Built from Scratch: Remixing and Online Communities of Cooperation

Andrés Monroy-Hernández

Andrés will describe the ways participants of the Scratch website – a large online community where users, primarily young people – engage in remixing of each others’ shared animations and video games. This website, in which young people have shared close to a million video games and animations, is examined as part of ongoing social computing research on networked technologies that support cooperation. In particular, he will focus on recent work that looks at young people’s attitudes towards remixing, such as the connection between plagiarism complaints and similarities between a remix and the work it is based on.

Fernando Bermejo is a Fellow at the Berkman Center for Internet & Society at Harvard University, and Associate Professor of Communication at Universidad Rey Juan Carlos in Madrid. More info at http://cyber.law.harvard.edu/people/fbermejo

Christopher Wong is a Visiting Fellow at the Information Society Project at Yale Law School and a Postgraduate Fellow at the Institute for Information Law & Policy at New York Law School. He is the former project manager of Peer-to-Patent and currently serves in an advisory role for both the US project and the recently launched Peer-to-Patent Australia.
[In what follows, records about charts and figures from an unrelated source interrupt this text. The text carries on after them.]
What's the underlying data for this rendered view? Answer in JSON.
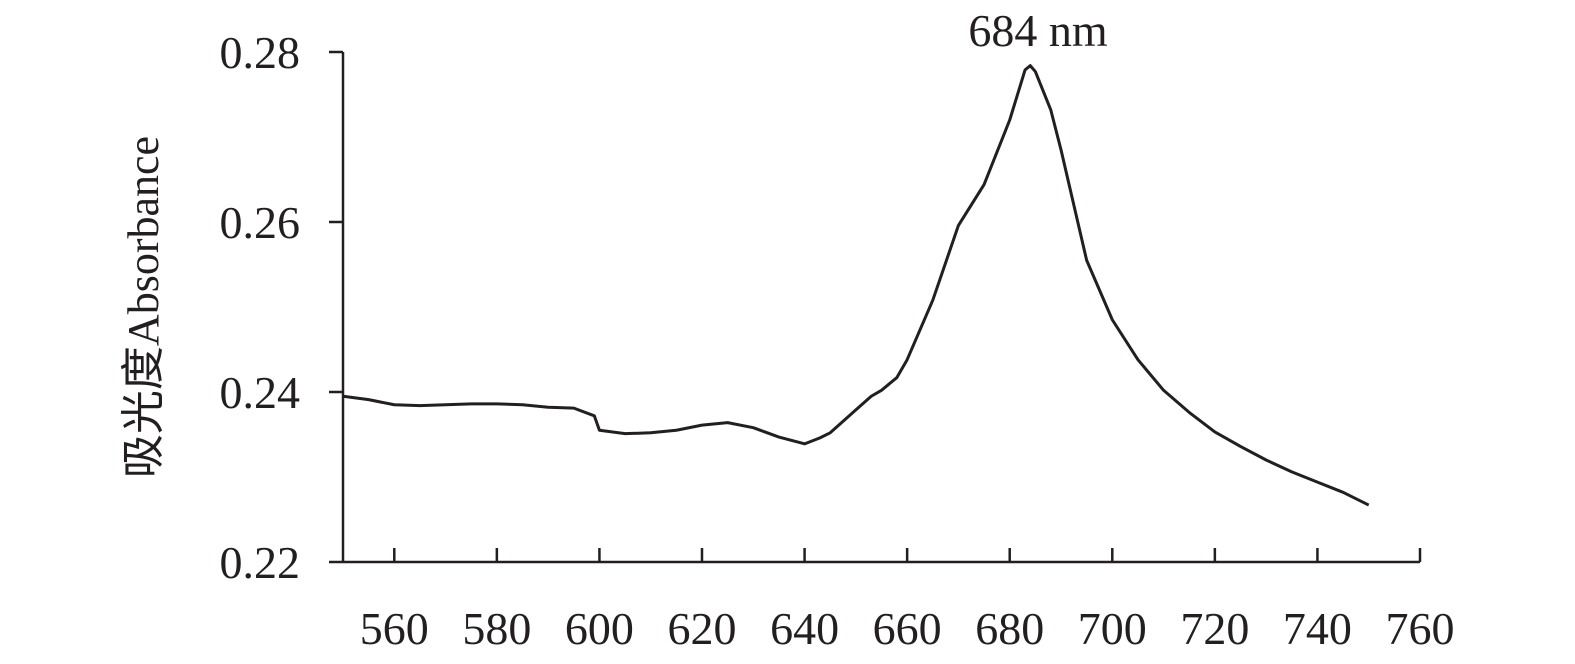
{
  "chart_data": {
    "type": "line",
    "y_label": "吸光度Absorbance",
    "annotation": "684 nm",
    "x": [
      550,
      555,
      560,
      565,
      570,
      575,
      580,
      585,
      590,
      595,
      599,
      600,
      605,
      610,
      615,
      620,
      625,
      630,
      635,
      640,
      643,
      645,
      650,
      653,
      655,
      658,
      660,
      665,
      670,
      675,
      680,
      683,
      684,
      685,
      688,
      690,
      695,
      700,
      705,
      710,
      715,
      720,
      725,
      730,
      735,
      740,
      745,
      750
    ],
    "series": [
      {
        "color": "#231f20",
        "values": [
          0.2395,
          0.2391,
          0.2385,
          0.2384,
          0.2385,
          0.2386,
          0.2386,
          0.2385,
          0.2382,
          0.2381,
          0.2372,
          0.2355,
          0.2351,
          0.2352,
          0.2355,
          0.2361,
          0.2364,
          0.2358,
          0.2347,
          0.2339,
          0.2346,
          0.2352,
          0.2379,
          0.2395,
          0.2402,
          0.2417,
          0.2438,
          0.2508,
          0.2596,
          0.2644,
          0.272,
          0.2779,
          0.2784,
          0.2777,
          0.2732,
          0.2685,
          0.2555,
          0.2485,
          0.2438,
          0.2402,
          0.2376,
          0.2353,
          0.2336,
          0.232,
          0.2306,
          0.2294,
          0.2282,
          0.2267
        ]
      }
    ],
    "xlim": [
      550,
      760
    ],
    "xticks": [
      560,
      580,
      600,
      620,
      640,
      660,
      680,
      700,
      720,
      740,
      760
    ],
    "ylim": [
      0.22,
      0.28
    ],
    "yticks": [
      0.22,
      0.24,
      0.26,
      0.28
    ],
    "grid": false
  }
}
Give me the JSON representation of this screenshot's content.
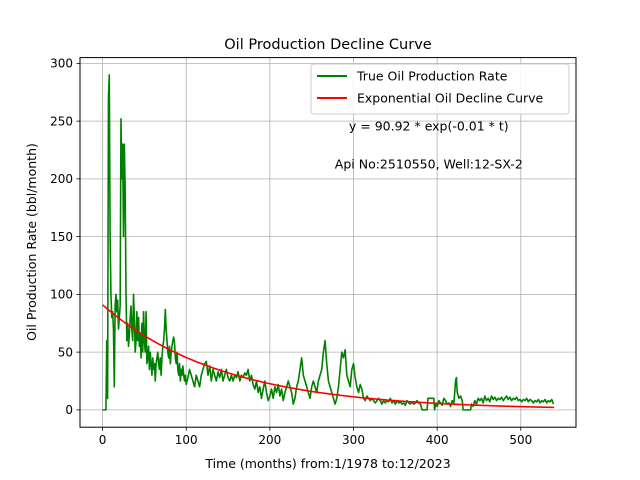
{
  "chart_data": {
    "type": "line",
    "title": "Oil Production Decline Curve",
    "xlabel": "Time (months) from:1/1978 to:12/2023",
    "ylabel": "Oil Production Rate (bbl/month)",
    "xlim": [
      -27,
      566
    ],
    "ylim": [
      -15,
      305
    ],
    "xticks": [
      0,
      100,
      200,
      300,
      400,
      500
    ],
    "yticks": [
      0,
      50,
      100,
      150,
      200,
      250,
      300
    ],
    "grid": true,
    "legend_position": "top-right",
    "annotations": [
      {
        "text": "y = 90.92 * exp(-0.01 * t)",
        "x": 390,
        "y": 242
      },
      {
        "text": "Api No:2510550, Well:12-SX-2",
        "x": 390,
        "y": 209
      }
    ],
    "series": [
      {
        "name": "True Oil Production Rate",
        "color": "#008000",
        "kind": "line",
        "points": [
          [
            0,
            0
          ],
          [
            4,
            0
          ],
          [
            5,
            60
          ],
          [
            6,
            10
          ],
          [
            7,
            270
          ],
          [
            8,
            290
          ],
          [
            9,
            150
          ],
          [
            10,
            100
          ],
          [
            11,
            80
          ],
          [
            12,
            85
          ],
          [
            13,
            70
          ],
          [
            14,
            20
          ],
          [
            15,
            90
          ],
          [
            16,
            100
          ],
          [
            17,
            85
          ],
          [
            18,
            95
          ],
          [
            19,
            70
          ],
          [
            20,
            80
          ],
          [
            21,
            90
          ],
          [
            22,
            252
          ],
          [
            23,
            200
          ],
          [
            24,
            230
          ],
          [
            25,
            150
          ],
          [
            26,
            230
          ],
          [
            27,
            190
          ],
          [
            28,
            100
          ],
          [
            29,
            60
          ],
          [
            30,
            75
          ],
          [
            31,
            55
          ],
          [
            32,
            65
          ],
          [
            33,
            80
          ],
          [
            34,
            90
          ],
          [
            35,
            70
          ],
          [
            36,
            60
          ],
          [
            37,
            100
          ],
          [
            38,
            80
          ],
          [
            39,
            50
          ],
          [
            40,
            60
          ],
          [
            41,
            85
          ],
          [
            42,
            60
          ],
          [
            43,
            80
          ],
          [
            44,
            55
          ],
          [
            45,
            65
          ],
          [
            46,
            45
          ],
          [
            47,
            75
          ],
          [
            48,
            50
          ],
          [
            49,
            85
          ],
          [
            50,
            60
          ],
          [
            51,
            50
          ],
          [
            52,
            85
          ],
          [
            53,
            40
          ],
          [
            54,
            45
          ],
          [
            55,
            55
          ],
          [
            56,
            35
          ],
          [
            57,
            50
          ],
          [
            58,
            40
          ],
          [
            59,
            30
          ],
          [
            60,
            45
          ],
          [
            61,
            35
          ],
          [
            62,
            40
          ],
          [
            63,
            25
          ],
          [
            64,
            40
          ],
          [
            65,
            45
          ],
          [
            66,
            50
          ],
          [
            67,
            40
          ],
          [
            68,
            35
          ],
          [
            69,
            45
          ],
          [
            70,
            30
          ],
          [
            71,
            45
          ],
          [
            72,
            55
          ],
          [
            73,
            60
          ],
          [
            74,
            70
          ],
          [
            75,
            87
          ],
          [
            76,
            70
          ],
          [
            77,
            60
          ],
          [
            78,
            50
          ],
          [
            79,
            45
          ],
          [
            80,
            55
          ],
          [
            81,
            40
          ],
          [
            82,
            50
          ],
          [
            83,
            55
          ],
          [
            84,
            60
          ],
          [
            85,
            63
          ],
          [
            86,
            58
          ],
          [
            87,
            45
          ],
          [
            88,
            40
          ],
          [
            89,
            50
          ],
          [
            90,
            35
          ],
          [
            91,
            30
          ],
          [
            92,
            40
          ],
          [
            93,
            25
          ],
          [
            94,
            35
          ],
          [
            95,
            30
          ],
          [
            96,
            38
          ],
          [
            97,
            30
          ],
          [
            98,
            25
          ],
          [
            99,
            30
          ],
          [
            100,
            22
          ],
          [
            102,
            28
          ],
          [
            104,
            35
          ],
          [
            106,
            30
          ],
          [
            108,
            25
          ],
          [
            110,
            20
          ],
          [
            112,
            30
          ],
          [
            114,
            25
          ],
          [
            116,
            20
          ],
          [
            118,
            30
          ],
          [
            120,
            35
          ],
          [
            122,
            40
          ],
          [
            124,
            42
          ],
          [
            126,
            30
          ],
          [
            128,
            38
          ],
          [
            130,
            25
          ],
          [
            132,
            35
          ],
          [
            134,
            30
          ],
          [
            136,
            25
          ],
          [
            138,
            33
          ],
          [
            140,
            28
          ],
          [
            142,
            35
          ],
          [
            144,
            25
          ],
          [
            146,
            30
          ],
          [
            148,
            35
          ],
          [
            150,
            28
          ],
          [
            152,
            25
          ],
          [
            154,
            30
          ],
          [
            156,
            25
          ],
          [
            158,
            30
          ],
          [
            160,
            28
          ],
          [
            162,
            33
          ],
          [
            164,
            25
          ],
          [
            166,
            30
          ],
          [
            168,
            28
          ],
          [
            170,
            32
          ],
          [
            172,
            30
          ],
          [
            174,
            35
          ],
          [
            176,
            25
          ],
          [
            178,
            30
          ],
          [
            180,
            22
          ],
          [
            182,
            18
          ],
          [
            184,
            25
          ],
          [
            186,
            15
          ],
          [
            188,
            20
          ],
          [
            190,
            10
          ],
          [
            192,
            18
          ],
          [
            194,
            25
          ],
          [
            196,
            15
          ],
          [
            198,
            8
          ],
          [
            200,
            12
          ],
          [
            202,
            18
          ],
          [
            204,
            10
          ],
          [
            206,
            20
          ],
          [
            208,
            15
          ],
          [
            210,
            22
          ],
          [
            212,
            12
          ],
          [
            214,
            18
          ],
          [
            216,
            8
          ],
          [
            218,
            15
          ],
          [
            220,
            20
          ],
          [
            222,
            25
          ],
          [
            224,
            20
          ],
          [
            226,
            15
          ],
          [
            228,
            5
          ],
          [
            230,
            10
          ],
          [
            232,
            20
          ],
          [
            234,
            25
          ],
          [
            236,
            35
          ],
          [
            238,
            45
          ],
          [
            240,
            30
          ],
          [
            242,
            25
          ],
          [
            244,
            20
          ],
          [
            246,
            15
          ],
          [
            248,
            10
          ],
          [
            250,
            20
          ],
          [
            252,
            25
          ],
          [
            254,
            20
          ],
          [
            256,
            15
          ],
          [
            258,
            25
          ],
          [
            260,
            30
          ],
          [
            262,
            35
          ],
          [
            264,
            50
          ],
          [
            266,
            60
          ],
          [
            268,
            40
          ],
          [
            270,
            25
          ],
          [
            272,
            20
          ],
          [
            274,
            15
          ],
          [
            276,
            10
          ],
          [
            278,
            5
          ],
          [
            280,
            10
          ],
          [
            282,
            20
          ],
          [
            284,
            35
          ],
          [
            286,
            50
          ],
          [
            288,
            45
          ],
          [
            290,
            52
          ],
          [
            292,
            30
          ],
          [
            294,
            25
          ],
          [
            296,
            20
          ],
          [
            298,
            35
          ],
          [
            300,
            40
          ],
          [
            302,
            28
          ],
          [
            304,
            20
          ],
          [
            306,
            15
          ],
          [
            308,
            22
          ],
          [
            310,
            18
          ],
          [
            312,
            10
          ],
          [
            314,
            8
          ],
          [
            316,
            12
          ],
          [
            318,
            10
          ],
          [
            320,
            8
          ],
          [
            322,
            10
          ],
          [
            324,
            8
          ],
          [
            326,
            6
          ],
          [
            328,
            8
          ],
          [
            330,
            10
          ],
          [
            332,
            8
          ],
          [
            334,
            5
          ],
          [
            336,
            8
          ],
          [
            338,
            6
          ],
          [
            340,
            8
          ],
          [
            342,
            7
          ],
          [
            344,
            10
          ],
          [
            346,
            6
          ],
          [
            348,
            8
          ],
          [
            350,
            5
          ],
          [
            352,
            8
          ],
          [
            354,
            6
          ],
          [
            356,
            7
          ],
          [
            358,
            5
          ],
          [
            360,
            6
          ],
          [
            362,
            4
          ],
          [
            364,
            8
          ],
          [
            366,
            6
          ],
          [
            368,
            5
          ],
          [
            370,
            7
          ],
          [
            372,
            5
          ],
          [
            374,
            6
          ],
          [
            376,
            8
          ],
          [
            378,
            6
          ],
          [
            380,
            5
          ],
          [
            382,
            0
          ],
          [
            384,
            0
          ],
          [
            386,
            0
          ],
          [
            388,
            0
          ],
          [
            389,
            10
          ],
          [
            396,
            10
          ],
          [
            397,
            0
          ],
          [
            398,
            5
          ],
          [
            400,
            3
          ],
          [
            402,
            8
          ],
          [
            404,
            6
          ],
          [
            406,
            4
          ],
          [
            408,
            10
          ],
          [
            410,
            8
          ],
          [
            412,
            5
          ],
          [
            414,
            6
          ],
          [
            416,
            3
          ],
          [
            418,
            8
          ],
          [
            420,
            6
          ],
          [
            421,
            15
          ],
          [
            422,
            25
          ],
          [
            423,
            28
          ],
          [
            424,
            15
          ],
          [
            426,
            10
          ],
          [
            428,
            12
          ],
          [
            430,
            8
          ],
          [
            431,
            0
          ],
          [
            434,
            0
          ],
          [
            437,
            0
          ],
          [
            440,
            0
          ],
          [
            441,
            5
          ],
          [
            443,
            3
          ],
          [
            445,
            8
          ],
          [
            447,
            5
          ],
          [
            449,
            10
          ],
          [
            451,
            8
          ],
          [
            453,
            10
          ],
          [
            455,
            6
          ],
          [
            457,
            12
          ],
          [
            459,
            8
          ],
          [
            461,
            10
          ],
          [
            463,
            7
          ],
          [
            465,
            12
          ],
          [
            467,
            9
          ],
          [
            469,
            11
          ],
          [
            471,
            8
          ],
          [
            473,
            10
          ],
          [
            475,
            9
          ],
          [
            477,
            11
          ],
          [
            479,
            8
          ],
          [
            481,
            10
          ],
          [
            483,
            12
          ],
          [
            485,
            9
          ],
          [
            487,
            11
          ],
          [
            489,
            8
          ],
          [
            491,
            10
          ],
          [
            493,
            9
          ],
          [
            495,
            11
          ],
          [
            497,
            8
          ],
          [
            499,
            9
          ],
          [
            501,
            7
          ],
          [
            503,
            9
          ],
          [
            505,
            8
          ],
          [
            507,
            10
          ],
          [
            509,
            7
          ],
          [
            511,
            9
          ],
          [
            513,
            8
          ],
          [
            515,
            6
          ],
          [
            517,
            8
          ],
          [
            519,
            7
          ],
          [
            521,
            9
          ],
          [
            523,
            6
          ],
          [
            525,
            8
          ],
          [
            527,
            7
          ],
          [
            529,
            9
          ],
          [
            531,
            6
          ],
          [
            533,
            8
          ],
          [
            535,
            7
          ],
          [
            537,
            9
          ],
          [
            539,
            5
          ]
        ]
      },
      {
        "name": "Exponential Oil Decline Curve",
        "color": "#ff0000",
        "kind": "function",
        "a": 90.92,
        "b": 0.00695,
        "x_range": [
          0,
          540
        ]
      }
    ]
  }
}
Andrés Monroy-Hernández is a PhD student at the MIT Media Lab and lead researcher and designer of the Scratch online community. He holds a M.S. in Media Technology from MIT and a B.S. in Computer Science from Tec de Monterrey in México. http://www.mit.edu/~amonroy/

The Harvard-MIT-Yale Cyberscholar Working Group is a forum for fellows and affiliates studying issues confronting the information age to discuss their ongoing research. Each session is focused on the peer review and discussion of current projects submitted by a presenter. Meeting alternatively at Harvard, MIT, and Yale, the working group aims to expand the shared knowledge of young scholars by bringing together these preeminent centers of thought on issues confronting the information age. Discussion sessions are designed to facilitate advancements in the individual research of presenters and in turn encourage exposure among the participants to the multi-disciplinary features of the issues addressed by their own work.